A week later we shut it down to replace an fddi card and afterwards it wouldn't boot up. The failed drive was apparently working well enough so that the Netapp thought it had a RAID drive that wasn't a valid member of the array (inconsistent disk labels). Once we removed the problem drive the Netapp booted just fine.
I'd have to say the above is not "normal" behavior. But from what I've seen, what makes the difference is how a drive fails.
Normally, if the drive fails, and reconstruction happens normally, the drive will look bad to the system and will be unuseable. This gives you time to swap out the drive with a new one.
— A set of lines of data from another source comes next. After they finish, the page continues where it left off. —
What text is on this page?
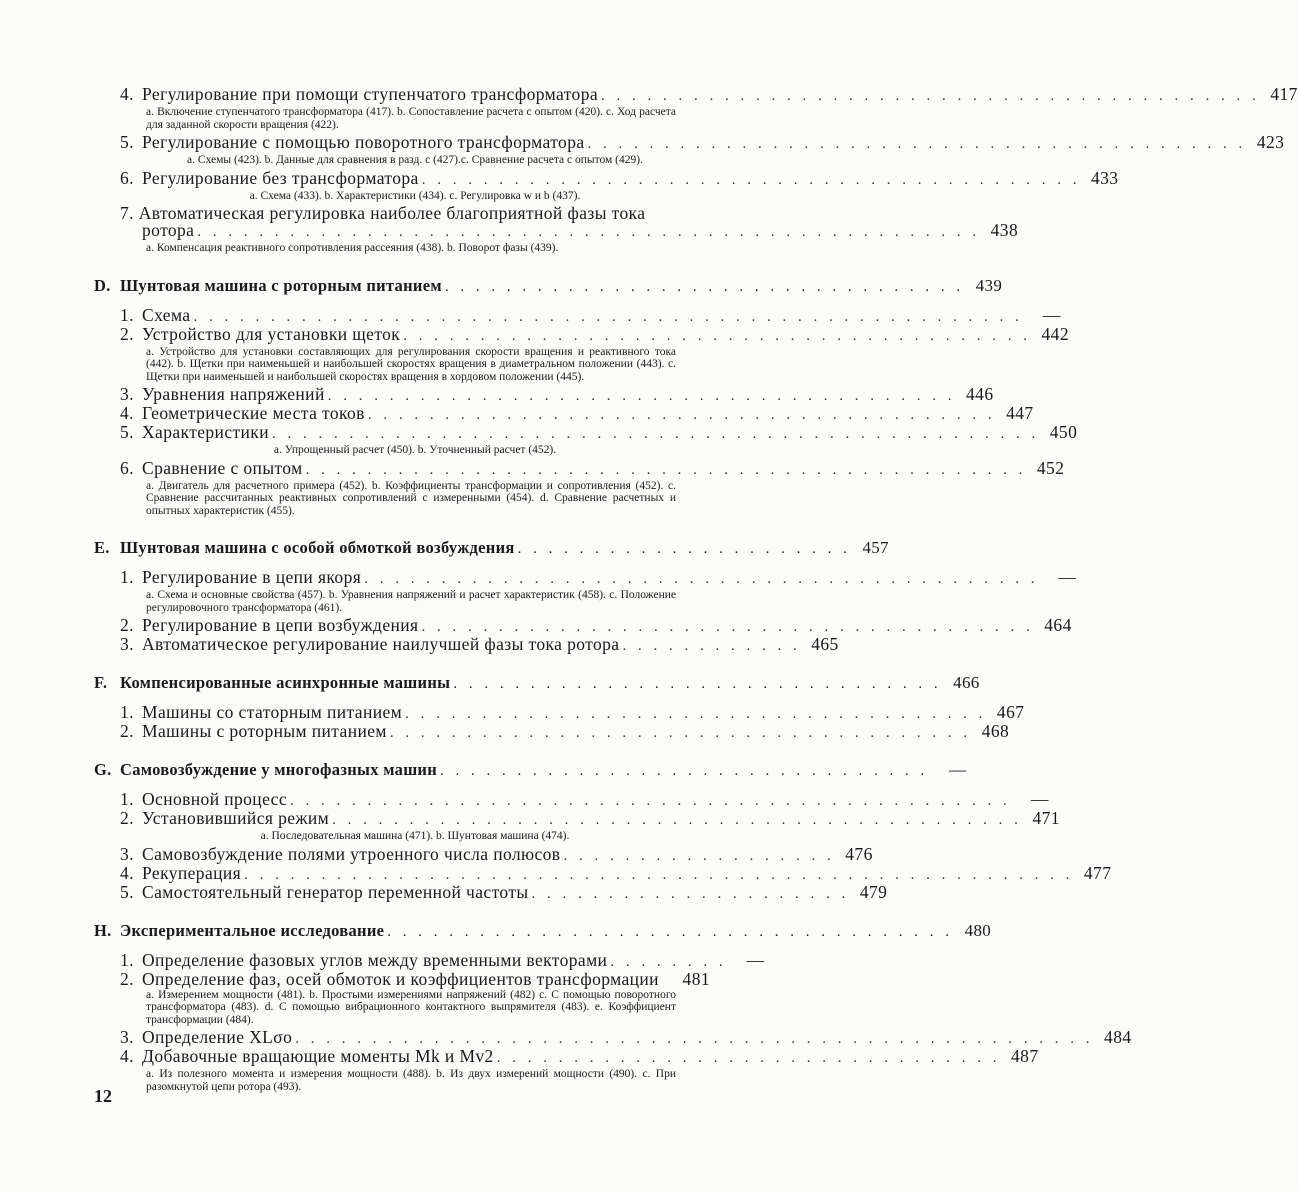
4. Регулирование при помощи ступенчатого трансформатора . . . . . . . . . . . . . . . . . . . . . . . . . . . . . . . . . . . . . . . . . . . 417
а. Включение ступенчатого трансформатора (417). b. Сопоставление расчета с опытом (420). с. Ход расчета для заданной скорости вращения (422).
5. Регулирование с помощью поворотного трансформатора . . . . . . . . . . . . . . . . . . . . . . . . . . . . . . . . . . . . . . . . . . . 423
а. Схемы (423). b. Данные для сравнения в разд. с (427).с. Сравнение расчета с опытом (429).
6. Регулирование без трансформатора . . . . . . . . . . . . . . . . . . . . . . . . . . . . . . . . . . . . . . . . . . . 433
а. Схема (433). b. Характеристики (434). с. Регулировка w и b (437).
7. Автоматическая регулировка наиболее благоприятной фазы тока
ротора . . . . . . . . . . . . . . . . . . . . . . . . . . . . . . . . . . . . . . . . . . . . . . . . . . . 438
а. Компенсация реактивного сопротивления рассеяния (438). b. Поворот фазы (439).
D. Шунтовая машина с роторным питанием . . . . . . . . . . . . . . . . . . . . . . . . . . . . . . . . . . 439
1. Схема . . . . . . . . . . . . . . . . . . . . . . . . . . . . . . . . . . . . . . . . . . . . . . . . . . . . . .	—
2. Устройство для установки щеток . . . . . . . . . . . . . . . . . . . . . . . . . . . . . . . . . . . . . . . . . 442
а. Устройство для установки составляющих для регулирования скорости вращения и реактивного тока (442). b. Щетки при наименьшей и наибольшей скоростях вращения в диаметральном положении (443). с. Щетки при наименьшей и наибольшей скоростях вращения в хордовом положении (445).
3. Уравнения напряжений . . . . . . . . . . . . . . . . . . . . . . . . . . . . . . . . . . . . . . . . . 446
4. Геометрические места токов . . . . . . . . . . . . . . . . . . . . . . . . . . . . . . . . . . . . . . . . . 447
5. Характеристики . . . . . . . . . . . . . . . . . . . . . . . . . . . . . . . . . . . . . . . . . . . . . . . . . . 450
а. Упрощенный расчет (450). b. Уточненный расчет (452).
6. Сравнение с опытом . . . . . . . . . . . . . . . . . . . . . . . . . . . . . . . . . . . . . . . . . . . . . . . 452
а. Двигатель для расчетного примера (452). b. Коэффициенты трансформации и сопротивления (452). с. Сравнение рассчитанных реактивных сопротивлений с измеренными (454). d. Сравнение расчетных и опытных характеристик (455).
E. Шунтовая машина с особой обмоткой возбуждения . . . . . . . . . . . . . . . . . . . . . . 457
1. Регулирование в цепи якоря . . . . . . . . . . . . . . . . . . . . . . . . . . . . . . . . . . . . . . . . . . . .	—
а. Схема и основные свойства (457). b. Уравнения напряжений и расчет характеристик (458). с. Положение регулировочного трансформатора (461).
2. Регулирование в цепи возбуждения . . . . . . . . . . . . . . . . . . . . . . . . . . . . . . . . . . . . . . . . 464
3. Автоматическое регулирование наилучшей фазы тока ротора . . . . . . . . . . . . 465
F. Компенсированные асинхронные машины . . . . . . . . . . . . . . . . . . . . . . . . . . . . . . . . 466
1. Машины со статорным питанием . . . . . . . . . . . . . . . . . . . . . . . . . . . . . . . . . . . . . . 467
2. Машины с роторным питанием . . . . . . . . . . . . . . . . . . . . . . . . . . . . . . . . . . . . . . 468
G. Самовозбуждение у многофазных машин . . . . . . . . . . . . . . . . . . . . . . . . . . . . . . . .	—
1. Основной процесс . . . . . . . . . . . . . . . . . . . . . . . . . . . . . . . . . . . . . . . . . . . . . . .	—
2. Установившийся режим . . . . . . . . . . . . . . . . . . . . . . . . . . . . . . . . . . . . . . . . . . . . . 471
а. Последовательная машина (471). b. Шунтовая машина (474).
3. Самовозбуждение полями утроенного числа полюсов . . . . . . . . . . . . . . . . . . 476
4. Рекуперация . . . . . . . . . . . . . . . . . . . . . . . . . . . . . . . . . . . . . . . . . . . . . . . . . . . . . . 477
5. Самостоятельный генератор переменной частоты . . . . . . . . . . . . . . . . . . . . . 479
H. Экспериментальное исследование . . . . . . . . . . . . . . . . . . . . . . . . . . . . . . . . . . . . . 480
1. Определение фазовых углов между временными векторами . . . . . . . .	—
2. Определение фаз, осей обмоток и коэффициентов трансформации	481
а. Измерением мощности (481). b. Простыми измерениями напряжений (482) с. С помощью поворотного трансформатора (483). d. С помощью вибрационного контактного выпрямителя (483). е. Коэффициент трансформации (484).
3. Определение XLσo . . . . . . . . . . . . . . . . . . . . . . . . . . . . . . . . . . . . . . . . . . . . . . . . . . . . 484
4. Добавочные вращающие моменты Mk и Mv2 . . . . . . . . . . . . . . . . . . . . . . . . . . . . . . . . . 487
а. Из полезного момента и измерения мощности (488). b. Из двух измерений мощности (490). с. При разомкнутой цепи ротора (493).
12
If the system reboots, and the drive has failed badly enough, it will fail initialization on boot (it will say disk so-and-so is broken) so it won't appear to the system as a spare. The system will boot fine (other than the fact that it's probably in degraded mode since it lost a disk.) I think this is pretty much how it's "supposed" to work.
Often, if the drive only had a minor failure, the disk will look fine upon reboot, and will get marked as a spare. This is known bad behavior that should be fixed.
If the system fails in an unusual way, you can get the "inconsistent label" or similar problem. I've usually only seen this if the system crashes immediately after it tries to fail a drive and was in the process of switching over to reconstruction or degraded mode. My understanding as a customer is that incidents like this are also bugs that should be fixed.
Also, there are times where a SCSI problem can cause a drive to look bad, and the system attempts to fail the drive, but winds up rebooting shortly thereafter due to bus problems and the drive comes back fine. Although it "failed", it never got far enough to actually fail the drive, and WAFL replay succeeds, so no data is lost.
Clearly an issue here is to make sure when a drive fails, it's actually marked as BAD in some way. However, if the drive has failed in a most spectacular way, writing a "BAD" label onto the drive may be impossible. Despite the online description of bug 961, this isssue is included within that, along with proactively failing a drive that looks like it "needs" to be replaced given the frequency of errors.
Bruce